Polizei im Sulzbach-Rosenberger Stadtrat:

Sogar die Friedhofsmauer musste für die wirren Parolen herhalten - der Gesamtsachschaden im Juni lag bei rund 10 000 Euro.
 
Polizeihauptkommissarin Stefanie Püttner und ihr Stellvertreter Michael Kernebeck unterrichteten den Stadtrat über die Sicherheitslage und die Zukunftsaussichten. Bilder: Gebhardt (2)

Das interessiert wirklich alle Bürger: Wie ist die Sicherheitslage? Beruhigend wirkten da die Aussagen der beiden Leiter der örtlichen Polizeiinspektion, Hauptkommissarin Stefanie Püttner und Hauptkommissar Michael Kernebeck, im Stadtrat.

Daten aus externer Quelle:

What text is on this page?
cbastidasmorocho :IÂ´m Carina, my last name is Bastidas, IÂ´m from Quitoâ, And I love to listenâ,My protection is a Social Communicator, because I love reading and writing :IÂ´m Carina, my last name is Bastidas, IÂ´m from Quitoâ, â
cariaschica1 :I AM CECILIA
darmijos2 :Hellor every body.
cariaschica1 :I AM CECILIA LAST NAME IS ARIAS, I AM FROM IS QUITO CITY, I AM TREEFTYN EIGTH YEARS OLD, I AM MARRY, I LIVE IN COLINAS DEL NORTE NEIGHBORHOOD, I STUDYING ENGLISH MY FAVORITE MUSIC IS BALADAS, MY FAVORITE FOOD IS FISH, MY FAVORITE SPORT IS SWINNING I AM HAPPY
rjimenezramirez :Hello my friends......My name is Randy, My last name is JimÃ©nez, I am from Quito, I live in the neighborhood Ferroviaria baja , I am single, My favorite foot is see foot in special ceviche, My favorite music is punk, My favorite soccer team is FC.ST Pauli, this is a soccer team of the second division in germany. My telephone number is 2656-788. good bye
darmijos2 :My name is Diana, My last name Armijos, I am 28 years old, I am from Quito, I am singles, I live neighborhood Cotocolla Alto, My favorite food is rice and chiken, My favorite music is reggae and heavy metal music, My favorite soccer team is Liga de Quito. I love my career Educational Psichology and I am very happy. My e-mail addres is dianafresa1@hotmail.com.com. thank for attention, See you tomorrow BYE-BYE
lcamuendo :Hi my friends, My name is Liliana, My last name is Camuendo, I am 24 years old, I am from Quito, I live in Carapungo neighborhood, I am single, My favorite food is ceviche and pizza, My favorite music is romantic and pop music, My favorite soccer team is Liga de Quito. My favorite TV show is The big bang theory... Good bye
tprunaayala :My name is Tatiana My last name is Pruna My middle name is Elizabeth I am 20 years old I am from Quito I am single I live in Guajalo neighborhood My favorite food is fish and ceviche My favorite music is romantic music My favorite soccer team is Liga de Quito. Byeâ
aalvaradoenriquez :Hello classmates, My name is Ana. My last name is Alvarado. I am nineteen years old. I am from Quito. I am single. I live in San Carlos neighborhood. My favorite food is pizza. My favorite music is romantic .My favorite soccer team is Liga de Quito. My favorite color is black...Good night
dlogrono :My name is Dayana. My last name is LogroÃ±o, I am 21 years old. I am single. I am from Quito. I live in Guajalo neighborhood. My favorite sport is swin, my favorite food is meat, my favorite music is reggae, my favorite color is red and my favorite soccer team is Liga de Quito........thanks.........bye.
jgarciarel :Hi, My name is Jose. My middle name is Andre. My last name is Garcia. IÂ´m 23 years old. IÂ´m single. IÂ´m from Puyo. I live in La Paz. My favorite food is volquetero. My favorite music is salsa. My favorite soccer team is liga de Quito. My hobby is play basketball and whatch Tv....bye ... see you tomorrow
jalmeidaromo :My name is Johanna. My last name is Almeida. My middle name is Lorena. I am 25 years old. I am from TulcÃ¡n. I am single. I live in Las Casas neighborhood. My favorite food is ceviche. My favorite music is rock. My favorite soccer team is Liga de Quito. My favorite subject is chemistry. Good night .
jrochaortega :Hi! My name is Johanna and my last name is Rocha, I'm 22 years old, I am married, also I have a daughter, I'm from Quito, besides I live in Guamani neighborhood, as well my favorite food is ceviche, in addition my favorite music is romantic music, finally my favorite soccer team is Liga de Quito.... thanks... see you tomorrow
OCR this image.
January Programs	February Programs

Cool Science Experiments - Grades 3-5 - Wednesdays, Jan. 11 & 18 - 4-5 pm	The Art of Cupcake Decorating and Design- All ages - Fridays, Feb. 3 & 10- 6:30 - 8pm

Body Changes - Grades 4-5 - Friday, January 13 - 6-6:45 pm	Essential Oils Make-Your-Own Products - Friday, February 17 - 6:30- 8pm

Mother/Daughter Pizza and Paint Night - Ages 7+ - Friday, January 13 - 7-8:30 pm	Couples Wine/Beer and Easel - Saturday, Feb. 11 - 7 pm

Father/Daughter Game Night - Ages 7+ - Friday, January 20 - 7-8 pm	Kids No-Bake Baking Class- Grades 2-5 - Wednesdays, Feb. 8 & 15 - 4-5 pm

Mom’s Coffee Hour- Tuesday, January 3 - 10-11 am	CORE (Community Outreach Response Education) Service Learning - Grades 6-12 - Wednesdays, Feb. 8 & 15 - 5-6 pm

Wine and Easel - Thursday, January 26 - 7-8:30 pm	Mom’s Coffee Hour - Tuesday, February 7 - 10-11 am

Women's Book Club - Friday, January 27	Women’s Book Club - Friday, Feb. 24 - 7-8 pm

Allerdings gibt es schon Felder, auf denen die Polizei noch Luft nach oben sieht bei der Aufklärung.

350 Quadratkilometer groß ist der Dienstbereich der Sulzbach-Rosenberger Polizeiinspektion, etwa 37 500 Bürger leben darin, davon allein fast die Hälfte in der Herzogstadt. Die Kriminalitätsentwicklung allgemein verlaufe gleichbleibend, berichtete Stefanie Püttner, während die Aufklärungsquote stetig steige auf nunmehr 67 Prozent alleine im Stadtgebiet. Gewalt- und Straßenkriminalität seien ebenso rückläufig wie die Diebstahlsquote. Die Zahl beim Fahrradklau stagniere, während die Ladendiebstähle anstiegen. Die leicht sinkende Zahl der Wohnungseinbrüche führten Püttner und Kernebeck vor allem auf die massive Aufklärung, Vorbeugung und Mithilfe der Bevölkerung zurück. Angewachsen sei die Zahl der Vermögens- und Fälschungsdelikte, allerdings hauptsächlich zurückzuführen auf Computerbetrügereien im Internet.

Weniger Rauschgift


Mit der Entwicklung auf dem Rauschgiftsektor in der Kommune könne man im Überblick zufrieden sein, die Fallzahlen gehen zurück, erklärte Püttner. Bei den politisch motivierten Straftaten, hauptsächlich Schmierereien und Sachbeschädigungen, sei laut Tendenz für 2016 der linke Sektor stark gestiegen, die rechte Szene eher rückläufig.

Gewalt gegen Polizeibeamte nehme leider zu: "Unsere Kollegen müssen immer mehr Verletzungen und Beleidigungen erdulden", stellte die Leiterin der Polizeiinspektion bedauernd fest. Die Zahl der Verkehrsunfälle sei tendenziell steigend für 2016, allerdings nehme die Zahl der verletzten und getöteten Personen ab. Geschwindigkeit und Alkohol stellten nach wie vor die Hauptursachen bei den schwereren Unfällen dar: "Deswegen machen wir verstärkt Kontrollen!", verdeutlichten beide Ordnungshüter. Die leicht rückläufige Statistik bei Alkoholunfällen gibt ihnen da recht.

Michael Kernebeck blendete noch auf die Veranstaltungen 2015 und 2016 zurück und sah alles im grünen Bereich: Faschingszug, Frühlingsfest, Annabergfest, Altstadtfest, überall zufriedenstellende Sicherheitslagen. Auch bei den Asylbewerbern habe es keine Ausreißer gegeben, sie wirkten sich nicht oder kaum auf die Straftaten-Statistik aus. Kernebeck führte dies auch auf die wertvolle Arbeit der Initiative "Sulzbach-Rosenberg hilft" zurück.

Serie aufgeklärt


Abschließend erinnerte er noch an die Serie mit Schmierereien im Stadtgebiet, die einen Sachschaden von rund 10 000 Euro verursacht hatte, und die aufgeklärte Diebstahlsserie in Gaststätten in Amberg-Sulzbach. Die Sicherheitslage im Stadtpark und am Friedhofsberg habe die Polizei durch stetige Streifen gut im Blick.

Bürgermeister Michael Göth und der Stadtrat dankten den beiden Beamten für ihre realistische Darstellung und die ausgezeichnete Arbeit der Inspektion mit ihren Beamten.